This is an unofficial implementation of the diffusion-style noise frontend in "Intriguing properties of generative classifiers" by Priyank Jaini, Kevin Clark, Robert Geirhos to improve the shape-bias of vision models.
Reproduce the training of ResNet-50 (assumes you have 4 GPUs on 1 node)
torchrun --nproc-per-node=4 train.py --amp --no-normalization --diffusion-noise
If you have a different number of GPUs, adjust the batch size (via --batch-size B
) such that B * GPUs = 256
.
Please note that the resulting model is not normalized by channel means/stds, i.e., you must ensure that input data is in the [0, 1]
range.
Model | ImageNet-val | Shape-Bias | Mean OOD |
---|---|---|---|
RN-50 (90 Epoch) - eval with noise | 51.64 % | 0.73 | 46.63 % |
RN-50 (90 Epoch) - eval w/o noise | 67.22 % | 0.51 | 56.06 % |
The checkpoint is available on HuggingFace.
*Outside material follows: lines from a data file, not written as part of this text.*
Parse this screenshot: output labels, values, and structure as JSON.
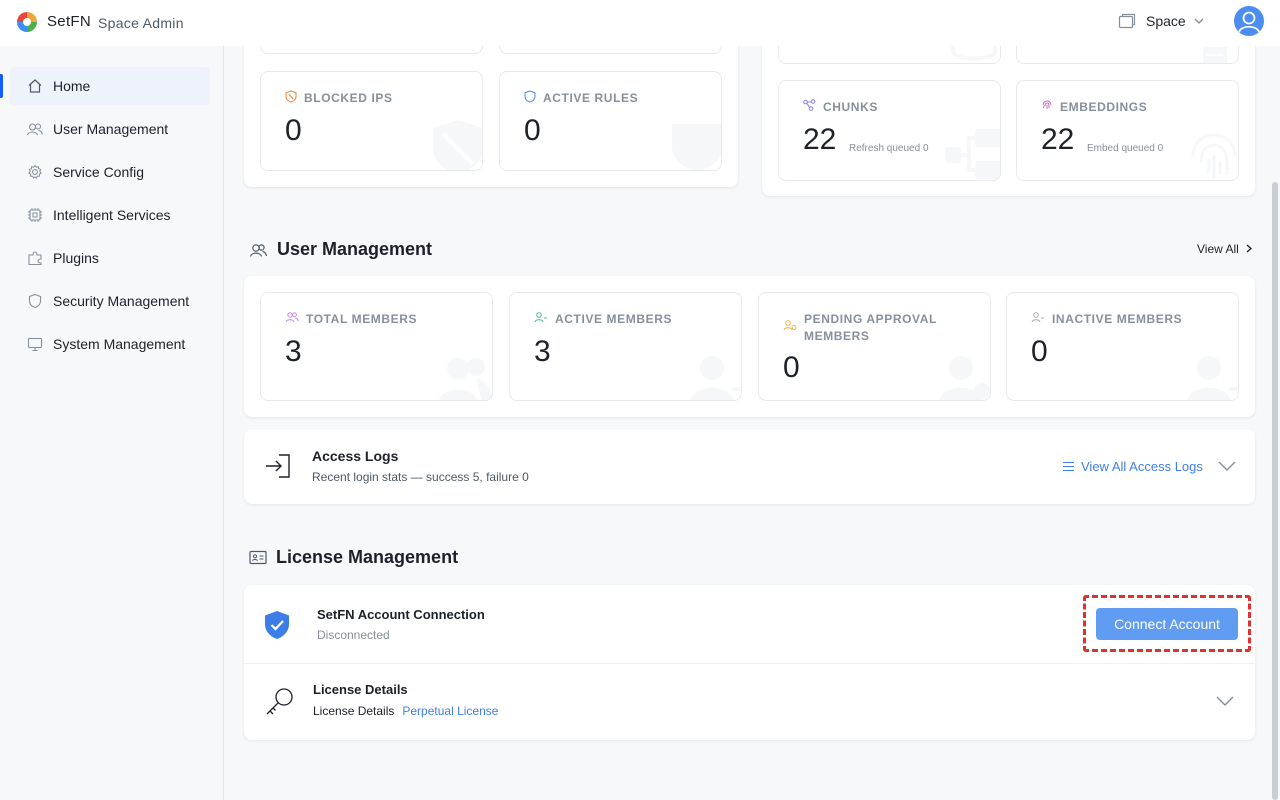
{
  "header": {
    "brand": "SetFN",
    "subtitle": "Space Admin",
    "space_label": "Space"
  },
  "sidebar": {
    "items": [
      {
        "label": "Home",
        "icon": "home-icon"
      },
      {
        "label": "User Management",
        "icon": "users-icon"
      },
      {
        "label": "Service Config",
        "icon": "gear-icon"
      },
      {
        "label": "Intelligent Services",
        "icon": "chip-icon"
      },
      {
        "label": "Plugins",
        "icon": "puzzle-icon"
      },
      {
        "label": "Security Management",
        "icon": "shield-icon"
      },
      {
        "label": "System Management",
        "icon": "monitor-icon"
      }
    ]
  },
  "security": {
    "blocked_ips": {
      "label": "BLOCKED IPS",
      "value": "0"
    },
    "active_rules": {
      "label": "ACTIVE RULES",
      "value": "0"
    }
  },
  "knowledge": {
    "chunks": {
      "label": "CHUNKS",
      "value": "22",
      "sub": "Refresh queued 0"
    },
    "embeddings": {
      "label": "EMBEDDINGS",
      "value": "22",
      "sub": "Embed queued 0"
    }
  },
  "user_management": {
    "title": "User Management",
    "view_all": "View All",
    "cards": [
      {
        "label": "TOTAL MEMBERS",
        "value": "3",
        "color": "#c88be6"
      },
      {
        "label": "ACTIVE MEMBERS",
        "value": "3",
        "color": "#4cbf8a"
      },
      {
        "label": "PENDING APPROVAL MEMBERS",
        "value": "0",
        "color": "#f2b33d"
      },
      {
        "label": "INACTIVE MEMBERS",
        "value": "0",
        "color": "#a9aeb8"
      }
    ]
  },
  "access_logs": {
    "title": "Access Logs",
    "subtitle": "Recent login stats — success 5, failure 0",
    "link": "View All Access Logs"
  },
  "license": {
    "title": "License Management",
    "connection_title": "SetFN Account Connection",
    "connection_status": "Disconnected",
    "connect_button": "Connect Account",
    "details_title": "License Details",
    "details_label": "License Details",
    "details_value": "Perpetual License"
  },
  "colors": {
    "accent": "#165dff",
    "button": "#5f9cf2",
    "link": "#3f7fe6",
    "highlight": "#e03131"
  }
}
Please note that the evaluation with noise will give you slightly different results based due to the non-deterministic nature of noise.
The original codebase is written in JAX, trains for 300 epochs and does not use AMP - as such the results do not fully align.
Thanks to Robert Geirhos for the help in reproducing the results! The training script is based on the example in PyTorch.